When cold weather does wreak havoc on railroads, lighting fires on train tracks can serve a couple of uses. One is to thaw the switches that determine which track a train goes down, which is what Metra, the Chicagoland commuter-rail authority, said was going on this week. Switches are moving parts, and if ice gets into them, they can freeze in place. There are various types of switch heaters, which might use electric current or gas to melt ice—or even an open gas flame, which is what’s appearing in the Metra videos. Where there aren’t switch heaters, crews might use temporary torchlike devices with a flame, the railroad equivalent of the smudge pots farmers use to keep citrus groves and apple orchards from freezing on cold nights.
“When these types of open-flame heaters are used, part of the protocol is to notify local fire departments that these heaters have been deployed,” Christopher P. L. Barkan, director of the Rail Transportation and Engineering Center at the University of Illinois at Urbana-Champaign, wrote in an email. “That way firefighters don’t respond to fire reports and come out and douse the fire in water, which in cold weather would produce a lot of ice that would exacerbate the problem of freezing up the switches.”
Some of the other flaming-railroad videos that have been floating around show something different—something more related to the breaks that caused commuting havoc in Maryland.
Like any other piece of metal, rails expand and contract with heat and cold. “When you weld rail and track, you’re locking the length of the rail in place,” said Allan Zarembski, director of the Railway Engineering and Safety Program at the University of Delaware. “The colder it gets, the more the rail wants to shrink, but it can’t.”
Because of that potential for swelling and shrinkage, when railroad companies lay track, they do so at a “neutral temperature”—something comfortably within the range of temperatures wherever it’s being laid. In Chicago, Zarembski guessed that might be around 70 degrees Fahrenheit. Under federal rules, railroads keep a record of the neutral temperature of each section of rail when it’s laid. Most of the time, that’s the end of the story. If, say, the temperature drops to zero, the rail can handle the change in temperature. But big drops in temperature, like 40 below zero, stress the steel.
With such a 110-degree difference between the neutral temperature and the cold air, “We’re probably looking at several hundred thousand pounds of force,” Zarembski said. “A couple things can happen. If there are joints, it shears the bolts off. The joint bars fall off. You have this big gap in the track. In the worst case, you can actually break a rail”—exactly what happened in Maryland.
Why doesn’t this happen all the time in, say, Alaska, or northern Canada, or Siberia? The answer comes back to the neutral temperature, which is set lower in colder places. Having records of laying temperature for each section also means that when a big change in temperature occurs, maintenance crews know where to look for problems.
Railroads have had to grapple with preventing pull-aparts for roughly as long as railroads have existed. They use a variety of tricks to prevent the problem, many of which resemble the switch-heating strategies, but over longer stretches of track. A railroad can bring in specialized propane heaters to keep the tracks cozy.
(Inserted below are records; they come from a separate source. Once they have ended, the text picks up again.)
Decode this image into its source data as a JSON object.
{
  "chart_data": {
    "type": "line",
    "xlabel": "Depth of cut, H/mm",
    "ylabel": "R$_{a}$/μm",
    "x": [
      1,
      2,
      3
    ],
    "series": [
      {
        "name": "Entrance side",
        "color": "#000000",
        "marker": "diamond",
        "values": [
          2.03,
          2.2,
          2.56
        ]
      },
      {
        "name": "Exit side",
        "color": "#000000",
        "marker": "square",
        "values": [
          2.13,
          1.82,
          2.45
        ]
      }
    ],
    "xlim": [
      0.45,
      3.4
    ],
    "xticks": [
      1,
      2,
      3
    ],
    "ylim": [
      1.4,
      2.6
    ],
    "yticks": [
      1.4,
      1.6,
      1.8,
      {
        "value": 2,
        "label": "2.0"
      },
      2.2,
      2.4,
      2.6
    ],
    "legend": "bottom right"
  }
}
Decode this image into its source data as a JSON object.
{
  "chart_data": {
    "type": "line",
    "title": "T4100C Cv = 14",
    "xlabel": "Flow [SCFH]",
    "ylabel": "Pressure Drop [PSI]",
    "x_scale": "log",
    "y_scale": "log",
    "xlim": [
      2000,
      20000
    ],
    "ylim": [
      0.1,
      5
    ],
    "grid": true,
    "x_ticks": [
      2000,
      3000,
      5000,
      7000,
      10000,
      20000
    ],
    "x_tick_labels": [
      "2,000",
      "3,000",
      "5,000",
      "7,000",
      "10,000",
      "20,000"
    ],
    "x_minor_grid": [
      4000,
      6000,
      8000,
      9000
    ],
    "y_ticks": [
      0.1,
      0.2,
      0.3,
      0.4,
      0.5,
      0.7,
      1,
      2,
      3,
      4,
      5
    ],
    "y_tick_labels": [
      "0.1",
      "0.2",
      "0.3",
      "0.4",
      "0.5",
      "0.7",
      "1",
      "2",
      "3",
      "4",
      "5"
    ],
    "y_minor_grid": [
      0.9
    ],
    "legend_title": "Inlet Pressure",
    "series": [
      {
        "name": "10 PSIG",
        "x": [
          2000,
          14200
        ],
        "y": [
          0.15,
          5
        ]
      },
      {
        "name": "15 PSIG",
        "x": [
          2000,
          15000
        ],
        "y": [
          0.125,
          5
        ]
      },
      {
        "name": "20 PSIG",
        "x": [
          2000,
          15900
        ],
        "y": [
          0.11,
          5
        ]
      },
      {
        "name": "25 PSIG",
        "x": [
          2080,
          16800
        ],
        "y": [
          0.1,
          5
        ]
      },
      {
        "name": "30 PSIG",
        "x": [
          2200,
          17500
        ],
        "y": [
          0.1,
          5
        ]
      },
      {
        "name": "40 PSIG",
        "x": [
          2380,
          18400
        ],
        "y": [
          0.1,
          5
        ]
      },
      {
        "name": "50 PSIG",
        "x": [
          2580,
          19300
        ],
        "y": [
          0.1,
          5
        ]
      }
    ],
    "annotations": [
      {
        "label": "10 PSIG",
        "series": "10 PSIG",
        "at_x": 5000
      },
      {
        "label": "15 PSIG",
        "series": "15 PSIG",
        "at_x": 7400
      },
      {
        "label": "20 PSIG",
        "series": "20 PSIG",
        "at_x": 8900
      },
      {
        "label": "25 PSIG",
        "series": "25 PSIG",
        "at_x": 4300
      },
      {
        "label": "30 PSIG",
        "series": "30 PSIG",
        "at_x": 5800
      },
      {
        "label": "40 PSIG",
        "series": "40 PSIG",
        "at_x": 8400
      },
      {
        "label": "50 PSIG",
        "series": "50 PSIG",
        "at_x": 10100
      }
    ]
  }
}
It can run an electric current through the rail. But these approaches can be expensive, and most of the time they’re unnecessary. When they’re unavailable or impractical, or just in a pinch, many crews turn to a time-tested method, such as setting a gasoline-soaked rope on fire next to the track. In the event that prevention doesn’t work, and the tracks do pull apart, crews might use a similar trick, or a specialized product like a Fire Snake, to raise the temperature of the rail for repairs.
“You have to make sure you don’t set the ties on fire, but you’re not going to metallurgically damage the rail,” Zarembski said. “The computer may tell you what to do, but when you get out on the railroad, you have to do it the old-fashioned way.”